Он якобы заинтересованно вздёрнул бровь.

- Это ты к чему?

- Дима, это твоя семья, а не моя. Я могу больше не встретиться ни со Стасом, ни с Анной Александровной. А вот тебе… придётся несладко. Особенно, что касается Анны Александровны.

- То есть, ты считаешь, что я отчитываюсь перед сестрой, с кем сплю?

- Нет. – Маша печально улыбнулась. – За ту блондинку в ресторане отчитываться бы не стал. А я?

- А ты причина всех неприятностей, - подхватил Харламов. Ухмыльнулся, глядя на Машу.

Та кивнула.

- Вот и я о том. Твоя сестра точно не обрадуется.

- Тебя это сильно волнует?

- После того, как она разрушила все мои планы? Не могу сказать, что я спокойна.

Он подошёл к ней, остановился рядом, разглядывал, после чего погладил. По волосам, по шее, по плечу, задел грудь.

- Тебя Аня волнует, - спросил он, - или Стас?

Маша помолчала, собираясь с мыслями. После чего решила сказать правду, он ведь просил, совсем недавно просил никогда ему не врать.

- И он меня тоже волнует. Я не знаю, смогу ли я объяснить ему…

- Почему я?

- Почему так быстро.

Дима по щеке Машу погладил.

- Потому что ты плохая девочка.

- Это не объяснение.

- Себе же ты как-то объяснила.

- Ты, правда, так думаешь?

Он бокал в сторону отставил, Машу обнял, разворачивая её к себе. Заставил её откинуть назад голову, чтобы в глаза ей смотреть. Улыбнулся. А у Маши после его улыбки в голове мелькнуло: наконец-то. И чтобы окончательно его расслабить, по груди погладила.

- А что, объяснений нет? Совсем никаких идей?

Маша глаза отвела, тихо призналась:

- Не доверяю блондинкам.

- Далась она тебе, - пожаловался Дмитрий Александрович, запуская руку под подол её платья.

- Она так на тебя смотрела, Дима!..

- А ты на меня не так смотришь?

Это заставило призадуматься. А пока Маша думала, Харламов вовсю действовал, поднял её, поцеловал, одновременно с этим расстёгивая молнию на платье.

- Я, вообще, на тебя больше смотреть не буду, - решила Маша, в конце концов, обидеться на его насмешливое замечание. И в доказательство глаза закрыла.

Харламов посмеялся, освободил её от платья, легко подхватил на руки и разрешил:

- Не смотри.

Несмотря на свою обиду, обняла его. Прижалась к сильному плечу, запустила пальцы в его волосы, подумала о том, что в машине, отворачиваясь от Димки, мечтала именно об этой минуте. Когда всё станет просто, потому что перестанет от неё зависеть.
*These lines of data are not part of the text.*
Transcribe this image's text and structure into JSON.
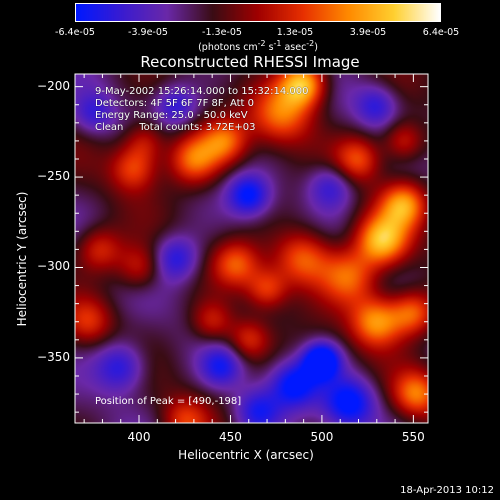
{
  "colorbar": {
    "ticks": [
      "-6.4e-05",
      "-3.9e-05",
      "-1.3e-05",
      "1.3e-05",
      "3.9e-05",
      "6.4e-05"
    ],
    "units_html": "(photons cm<sup>-2</sup> s<sup>-1</sup> asec<sup>-2</sup>)",
    "colors": [
      "#0018ff",
      "#3a1bd0",
      "#6a28a8",
      "#3a0c14",
      "#a00000",
      "#e83000",
      "#ff8a00",
      "#ffd030",
      "#ffffff"
    ]
  },
  "info": {
    "line1": "9-May-2002 15:26:14.000 to 15:32:14.000",
    "line2": "Detectors: 4F 5F 6F 7F 8F, Att 0",
    "line3": "Energy Range: 25.0 - 50.0 keV",
    "line4": "Clean     Total counts: 3.72E+03",
    "peak": "Position of Peak = [490,-198]"
  },
  "timestamp": "18-Apr-2013 10:12",
  "chart_data": {
    "type": "heatmap",
    "title": "Reconstructed RHESSI Image",
    "xlabel": "Heliocentric X (arcsec)",
    "ylabel": "Heliocentric Y (arcsec)",
    "xlim": [
      365,
      558
    ],
    "ylim": [
      -386,
      -193
    ],
    "x_ticks": [
      400,
      450,
      500,
      550
    ],
    "y_ticks": [
      -200,
      -250,
      -300,
      -350
    ],
    "value_range": [
      -6.4e-05,
      6.4e-05
    ],
    "peak": [
      490,
      -198
    ],
    "blobs": [
      {
        "x": 490,
        "y": -198,
        "v": 1.0,
        "s": 9
      },
      {
        "x": 478,
        "y": -215,
        "v": 0.7,
        "s": 12
      },
      {
        "x": 430,
        "y": -240,
        "v": 0.75,
        "s": 10
      },
      {
        "x": 447,
        "y": -230,
        "v": 0.65,
        "s": 9
      },
      {
        "x": 397,
        "y": -245,
        "v": 0.6,
        "s": 9
      },
      {
        "x": 403,
        "y": -230,
        "v": 0.45,
        "s": 8
      },
      {
        "x": 378,
        "y": -290,
        "v": 0.55,
        "s": 9
      },
      {
        "x": 400,
        "y": -300,
        "v": 0.5,
        "s": 9
      },
      {
        "x": 372,
        "y": -330,
        "v": 0.45,
        "s": 9
      },
      {
        "x": 453,
        "y": -298,
        "v": 0.6,
        "s": 9
      },
      {
        "x": 470,
        "y": -312,
        "v": 0.55,
        "s": 8
      },
      {
        "x": 490,
        "y": -295,
        "v": 0.7,
        "s": 11
      },
      {
        "x": 515,
        "y": -305,
        "v": 0.7,
        "s": 11
      },
      {
        "x": 533,
        "y": -285,
        "v": 0.95,
        "s": 10
      },
      {
        "x": 545,
        "y": -265,
        "v": 0.8,
        "s": 9
      },
      {
        "x": 520,
        "y": -240,
        "v": 0.6,
        "s": 9
      },
      {
        "x": 545,
        "y": -230,
        "v": 0.55,
        "s": 8
      },
      {
        "x": 530,
        "y": -330,
        "v": 0.85,
        "s": 10
      },
      {
        "x": 550,
        "y": -325,
        "v": 0.75,
        "s": 9
      },
      {
        "x": 460,
        "y": -340,
        "v": 0.5,
        "s": 8
      },
      {
        "x": 440,
        "y": -330,
        "v": 0.45,
        "s": 8
      },
      {
        "x": 552,
        "y": -370,
        "v": 0.7,
        "s": 9
      },
      {
        "x": 425,
        "y": -385,
        "v": 0.5,
        "s": 9
      },
      {
        "x": 500,
        "y": -352,
        "v": -1.0,
        "s": 7
      },
      {
        "x": 485,
        "y": -365,
        "v": -0.7,
        "s": 9
      },
      {
        "x": 515,
        "y": -375,
        "v": -0.75,
        "s": 10
      },
      {
        "x": 460,
        "y": -260,
        "v": -0.65,
        "s": 8
      },
      {
        "x": 390,
        "y": -355,
        "v": -0.6,
        "s": 10
      },
      {
        "x": 420,
        "y": -295,
        "v": -0.55,
        "s": 9
      },
      {
        "x": 505,
        "y": -255,
        "v": -0.5,
        "s": 9
      },
      {
        "x": 420,
        "y": -210,
        "v": -0.45,
        "s": 8
      },
      {
        "x": 465,
        "y": -380,
        "v": -0.55,
        "s": 9
      },
      {
        "x": 445,
        "y": -355,
        "v": -0.5,
        "s": 8
      },
      {
        "x": 530,
        "y": -210,
        "v": -0.45,
        "s": 8
      },
      {
        "x": 375,
        "y": -215,
        "v": -0.4,
        "s": 8
      }
    ]
  }
}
От её решений, мыслей, выводов. Знала, что придёт момент, когда он перестанет её слушать, возьмёт на руки, кинет на постель и сделает всё так, как считает нужным. А она на некоторое время совершенно позабудет о том, что между ними что-то может быть сложно или неправильно.
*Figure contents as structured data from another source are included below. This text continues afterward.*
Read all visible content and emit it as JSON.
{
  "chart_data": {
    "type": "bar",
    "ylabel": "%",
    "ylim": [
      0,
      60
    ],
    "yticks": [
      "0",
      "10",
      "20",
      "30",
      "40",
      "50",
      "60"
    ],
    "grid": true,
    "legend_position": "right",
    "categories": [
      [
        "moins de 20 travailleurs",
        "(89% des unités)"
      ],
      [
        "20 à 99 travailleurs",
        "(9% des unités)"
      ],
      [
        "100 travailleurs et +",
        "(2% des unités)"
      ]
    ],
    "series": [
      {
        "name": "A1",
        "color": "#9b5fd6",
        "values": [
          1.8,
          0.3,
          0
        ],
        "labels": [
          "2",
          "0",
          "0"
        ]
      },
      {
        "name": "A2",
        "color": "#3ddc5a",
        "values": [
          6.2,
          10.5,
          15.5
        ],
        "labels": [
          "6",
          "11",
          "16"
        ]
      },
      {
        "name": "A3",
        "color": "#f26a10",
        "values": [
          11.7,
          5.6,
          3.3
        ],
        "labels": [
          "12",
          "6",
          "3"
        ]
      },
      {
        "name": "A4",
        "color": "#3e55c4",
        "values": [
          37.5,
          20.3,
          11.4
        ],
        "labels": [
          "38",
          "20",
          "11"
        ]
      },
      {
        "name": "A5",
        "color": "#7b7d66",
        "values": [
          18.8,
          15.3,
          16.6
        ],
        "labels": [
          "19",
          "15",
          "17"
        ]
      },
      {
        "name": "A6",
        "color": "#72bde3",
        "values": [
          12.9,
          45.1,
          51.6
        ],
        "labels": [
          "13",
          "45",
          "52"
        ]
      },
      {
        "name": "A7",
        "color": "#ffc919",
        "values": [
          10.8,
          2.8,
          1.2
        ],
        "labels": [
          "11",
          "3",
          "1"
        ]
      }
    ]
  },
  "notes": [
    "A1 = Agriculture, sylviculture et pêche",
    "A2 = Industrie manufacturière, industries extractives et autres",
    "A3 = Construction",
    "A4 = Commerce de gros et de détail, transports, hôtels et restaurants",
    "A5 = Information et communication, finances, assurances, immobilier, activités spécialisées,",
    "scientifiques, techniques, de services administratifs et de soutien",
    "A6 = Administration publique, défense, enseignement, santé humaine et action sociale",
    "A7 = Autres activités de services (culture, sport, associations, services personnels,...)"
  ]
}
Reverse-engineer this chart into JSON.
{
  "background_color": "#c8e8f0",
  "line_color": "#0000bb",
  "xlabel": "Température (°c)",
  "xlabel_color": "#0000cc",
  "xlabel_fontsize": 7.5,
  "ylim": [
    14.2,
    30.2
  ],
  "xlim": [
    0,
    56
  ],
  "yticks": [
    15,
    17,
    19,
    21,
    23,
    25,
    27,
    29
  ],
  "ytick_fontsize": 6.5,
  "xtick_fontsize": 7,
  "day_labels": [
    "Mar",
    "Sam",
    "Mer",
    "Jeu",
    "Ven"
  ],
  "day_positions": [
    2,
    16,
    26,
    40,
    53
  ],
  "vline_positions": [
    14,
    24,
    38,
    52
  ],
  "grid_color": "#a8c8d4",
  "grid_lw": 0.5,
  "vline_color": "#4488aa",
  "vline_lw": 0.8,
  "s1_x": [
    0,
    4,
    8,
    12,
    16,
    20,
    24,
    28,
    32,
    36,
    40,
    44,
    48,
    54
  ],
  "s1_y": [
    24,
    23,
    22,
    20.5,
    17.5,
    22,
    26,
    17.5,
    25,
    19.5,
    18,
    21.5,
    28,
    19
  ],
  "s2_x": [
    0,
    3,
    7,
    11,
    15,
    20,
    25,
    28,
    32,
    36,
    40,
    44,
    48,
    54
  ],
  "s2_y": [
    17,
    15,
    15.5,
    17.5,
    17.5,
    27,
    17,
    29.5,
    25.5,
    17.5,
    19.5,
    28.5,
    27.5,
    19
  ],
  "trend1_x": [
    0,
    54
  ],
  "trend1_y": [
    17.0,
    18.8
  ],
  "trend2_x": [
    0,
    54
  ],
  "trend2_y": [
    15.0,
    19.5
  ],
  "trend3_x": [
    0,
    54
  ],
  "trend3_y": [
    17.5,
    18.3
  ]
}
Его поцелуи, руки на её теле, прикосновения умелые и настойчивые – всё это уже перестало быть только прелюдией. Маша ждала этого, каждый день, постоянно, пока видела его рядом. Ей безумно нравилось целоваться с ним, долгими, затяжными поцелуями, которые порой и на поцелуи похожи не были. Они просто прижимались друг к другу губами, покусывали, дыхание смешивалось, и они становились единым целым до конца. Один воздух, одни движения, одно дыхание на двоих. Харламов, бывало, что-то шептал ей, и Маша отлично помнила каждое его слово, но знала, что не повторит, не напомнит и не спросит его ни о чём утром. Это то, что оставалось в темноте, между ними двоими. Жарким шёпотом, практически фантазией, причём неприличной. И какое-то особенное удовольствие было в том, чтобы обнимать его, чувствовать тяжесть его тела на себе, и знать, что это именно он. Маша не понимала, почему её так будоражит его имя – Дмитрий Харламов, но каждый раз, как думала об этом, с каждым его глубоким движением, голова начинала кружиться. И его имя раз за разом слетало с её губ, пока Харламов не закрывал ей рот поцелуем.